Article by Lt(N) Andrew McLaughlin, PAO 31 CBG; photos by MWO Colin Hock and Andrew McLaughlin
There’s nothing remarkable about the 11th Field Artillery Regiment, Royal Canadian Artillery, conducting live-fire range shoots. Exercise Autumn Gunner 20, however, was far from normal, considering the assets it included and the ways in which they were delivered and employed.
Approximately 80 soldiers from Reserve units participated in the exercise from Oct. 16-18 at 4th Canadian Division Training Centre (4 CDTC) in Meaford, near Owen Sound. Units from Kitchener, Cambridge, Guelph and Hamilton took part and were supported by helicopters from the Royal Canadian Air Force (RCAF).
Ex Autumn Gunner was led by the 11th Field Artillery Regiment (11Fd) headquartered in Guelph, and had contingents from Waterloo Region’s Royal Highland Fusiliers of Canada (RHFC) and CH-147F Chinook helicopters from 450 Tactical Helicopter Squadron. The participating units fall under the command of 31 Canadian Brigade Group, based in London, which has units across Southwestern Ontario.
The exercise tested the rapid deployment of 105 mm C3 howitzers and 81 mm mortar systems across the sprawling 4 CDTC training area, where indirect fire missions were conducted by both 11Fd and RHFC soldiers working as a larger fire-support team. This included the employment of forward and airborne observers marking, correcting, and calling in rounds on multiple targets. Completing these tasks confirmed their ability to command, move, fight, and communicate under high-intensity conditions in remote locations, while demonstrating their capacity to provide the Army with battlefield fire support.
“This challenging exercise was an incredible opportunity for our soldiers to test their mobility and sustainability in the field, while ensuring we can provide experienced and professional forces when and where required,” said Lieutenant-Colonel Gary McQueen, Commanding Officer of 11Fd.
To maintain Canadian Armed Forces readiness and prevent a decrease in critical operational capabilities, the Army Reserve has resumed training in a safe and deliberate manner, and all soldiers participating practiced health protection measures based on public health guidelines, including wearing masks, extra sanitizing of equipment and hands, and physical distancing where possible.
The return to regular training ensures that local Reserve personnel and equipment are prepared to support international operations like those led by the United Nations, NATO, and other international coalitions, and to ensure readiness to respond to emergencies in Canadian communities like wild fires and floods.
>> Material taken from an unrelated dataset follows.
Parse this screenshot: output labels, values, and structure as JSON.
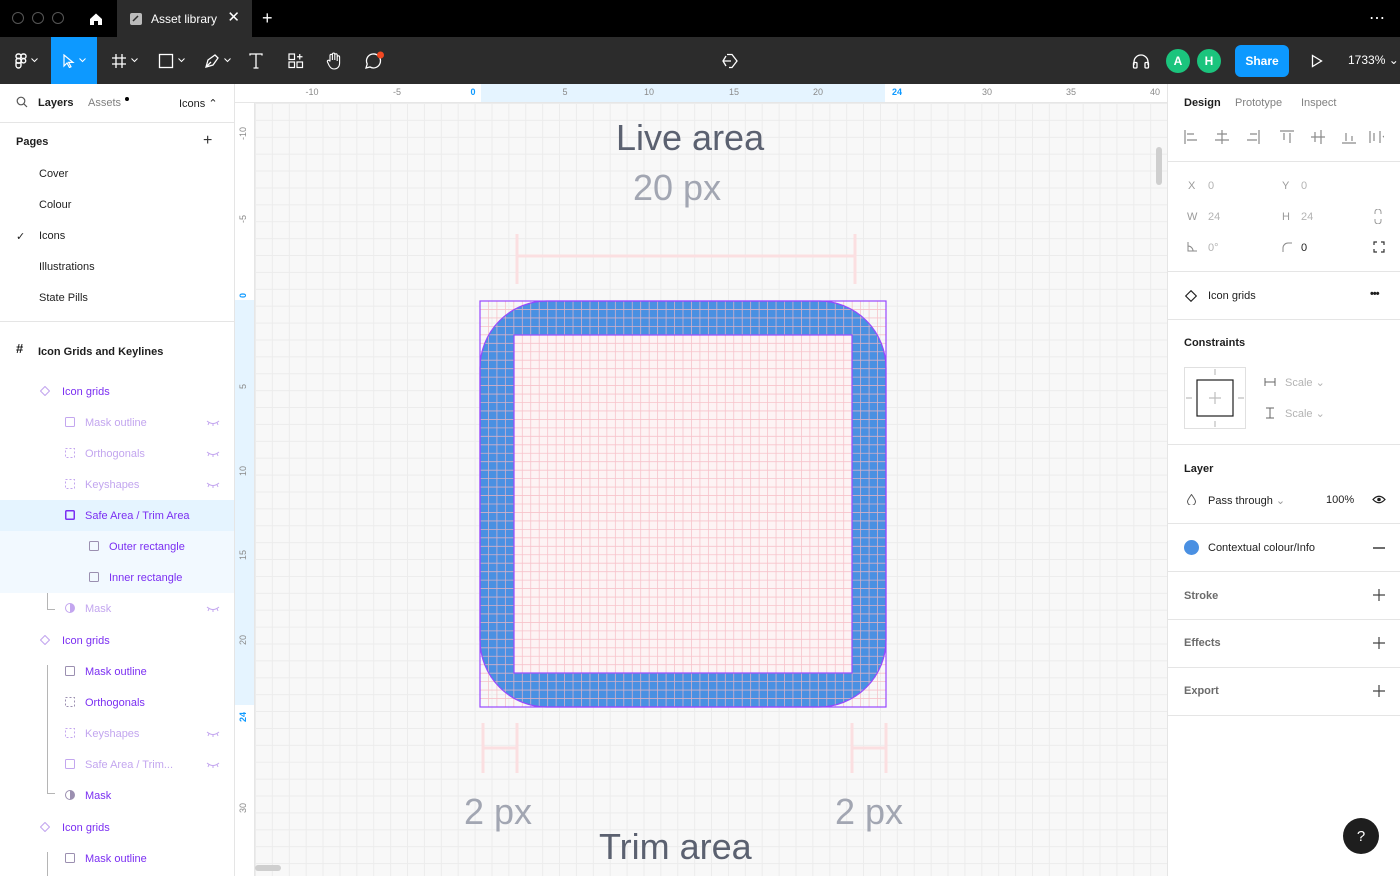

“Ex Autumn Gunner demonstrated our ability to rapidly deploy soldiers and equipment when working closely with our partners from the RCAF,” said Colonel Joe Robinson, Commander 31 Canadian Brigade Group. “It was definitely a team effort, with our soldiers from Guelph and Hamilton welcoming the participation of close-by Waterloo Region-based units.”
That’s great, but well past its time. I’d like to see the Reserve AND Regular Force units develop closer ties and up-train the Reserves to the Regular standards. I’d also like to see the Feds and DND pay more than lip service to the function of the Reserves and increase their funding and equipment allotment. Armoured Reserve units for example should not all be designed reconnaissance rolls. Ensure they have access to train on the Leo 2’s and are ready for deployment. Same with Arty. The RCA and RCHA should be ALL at the same standard of readiness. RCA units are not issued M777 and very few gunners are able to up-train to qualify on the M777.
It was the 90s when I served with 11bty, 11Fld and that’s precisely what was happening then – Total Force, Readiness and Modernization concepts. We regularly saw waves of movement from the DND. It was a huge push for readiness, fitness, equality – then it was just suddenly dropped. Then started again, then dropped. Certain governments are less supportive of the CAF than others which causes the momentum to cease. We all played a role and wanted badly to play that role. Agree with what you’re saying.